Binance, one of the largest cryptocurrency exchanges in the world, announced the launch of margin trading. The leverage does not exceed x3.

Binance users now have the opportunity of margin trading. The maximum leverage available to users of Binance is 3: 1 (the ratio of borrowed funds to their own).

A customer needs to open a special margin account in order to participate in margin trading. Before that, a user should pass a Personality Check (KYC) and make sure that his country of residence is not on the black list. It is also required to activate two-factor authentication. To open an account, one needs to activate this option in one's personal account dashboard.

Binance repeatedly reminds that margin is associated with risks of losses of all user's assets and customers are highly advised to invest cautiously..

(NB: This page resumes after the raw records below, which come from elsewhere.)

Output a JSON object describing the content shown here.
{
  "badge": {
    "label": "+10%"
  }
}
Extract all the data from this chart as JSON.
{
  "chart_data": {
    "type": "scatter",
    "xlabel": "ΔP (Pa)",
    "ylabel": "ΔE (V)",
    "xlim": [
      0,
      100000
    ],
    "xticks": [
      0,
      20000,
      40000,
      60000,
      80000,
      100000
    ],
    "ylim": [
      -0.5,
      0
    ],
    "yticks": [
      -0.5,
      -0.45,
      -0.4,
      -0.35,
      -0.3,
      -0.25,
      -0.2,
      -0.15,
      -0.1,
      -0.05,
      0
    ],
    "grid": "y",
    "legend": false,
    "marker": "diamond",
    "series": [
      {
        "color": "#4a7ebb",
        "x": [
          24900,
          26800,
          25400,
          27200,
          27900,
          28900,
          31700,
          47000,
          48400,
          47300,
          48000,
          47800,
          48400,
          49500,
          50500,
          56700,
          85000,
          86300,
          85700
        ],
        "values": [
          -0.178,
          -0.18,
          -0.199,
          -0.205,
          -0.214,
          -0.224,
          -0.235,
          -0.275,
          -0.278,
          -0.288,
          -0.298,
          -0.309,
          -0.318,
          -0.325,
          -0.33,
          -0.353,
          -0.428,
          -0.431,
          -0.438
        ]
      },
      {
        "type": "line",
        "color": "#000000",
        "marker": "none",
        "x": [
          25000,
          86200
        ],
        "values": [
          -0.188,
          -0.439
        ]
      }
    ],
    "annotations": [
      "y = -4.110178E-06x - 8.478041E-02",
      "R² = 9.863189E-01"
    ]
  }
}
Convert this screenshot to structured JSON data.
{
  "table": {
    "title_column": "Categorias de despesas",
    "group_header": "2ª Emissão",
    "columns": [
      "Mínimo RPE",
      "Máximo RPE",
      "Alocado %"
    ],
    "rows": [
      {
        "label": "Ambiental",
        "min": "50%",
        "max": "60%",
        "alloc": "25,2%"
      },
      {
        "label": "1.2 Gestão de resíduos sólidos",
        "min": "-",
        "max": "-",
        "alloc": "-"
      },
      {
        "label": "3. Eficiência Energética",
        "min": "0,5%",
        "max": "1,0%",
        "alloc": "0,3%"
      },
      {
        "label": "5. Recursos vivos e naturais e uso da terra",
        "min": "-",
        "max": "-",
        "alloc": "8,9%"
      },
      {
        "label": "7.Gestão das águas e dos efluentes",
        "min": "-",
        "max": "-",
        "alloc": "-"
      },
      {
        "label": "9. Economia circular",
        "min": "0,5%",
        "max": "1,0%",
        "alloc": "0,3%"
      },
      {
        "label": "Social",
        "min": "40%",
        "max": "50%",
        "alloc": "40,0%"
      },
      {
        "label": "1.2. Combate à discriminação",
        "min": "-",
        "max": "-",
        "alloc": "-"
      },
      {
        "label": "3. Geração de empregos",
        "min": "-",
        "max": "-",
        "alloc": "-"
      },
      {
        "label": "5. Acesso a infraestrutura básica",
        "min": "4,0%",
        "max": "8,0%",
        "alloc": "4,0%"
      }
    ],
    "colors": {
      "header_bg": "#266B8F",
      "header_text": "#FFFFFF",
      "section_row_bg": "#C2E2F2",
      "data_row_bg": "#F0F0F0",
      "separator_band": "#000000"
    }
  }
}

“For all its upsides, margin trading does have the obvious disadvantage of increasing losses in the same way that it can increase gains. Unlike the regular spot trading, margin trading introduces the possibility of losses that exceed a trader's initial investment and, as such, is considered a high-risk trading method. Depending on the amount of leverage involved in a trade, even a small drop in the market price may cause substantial losses for traders,” Binance FAQ on margin trading reads.

Margin trading on Binance is currently unavailable for users from Iran, North Korea, Syria, Cuba, Crimea, Canada, Japan, South Korea, USA and its territories.

If user's margin level drops to 1.3, he will receive a Margin Call, which is a reminder that he should increase his collateral. If user's margin level drops to 1.1, then his position is automatically liquidated.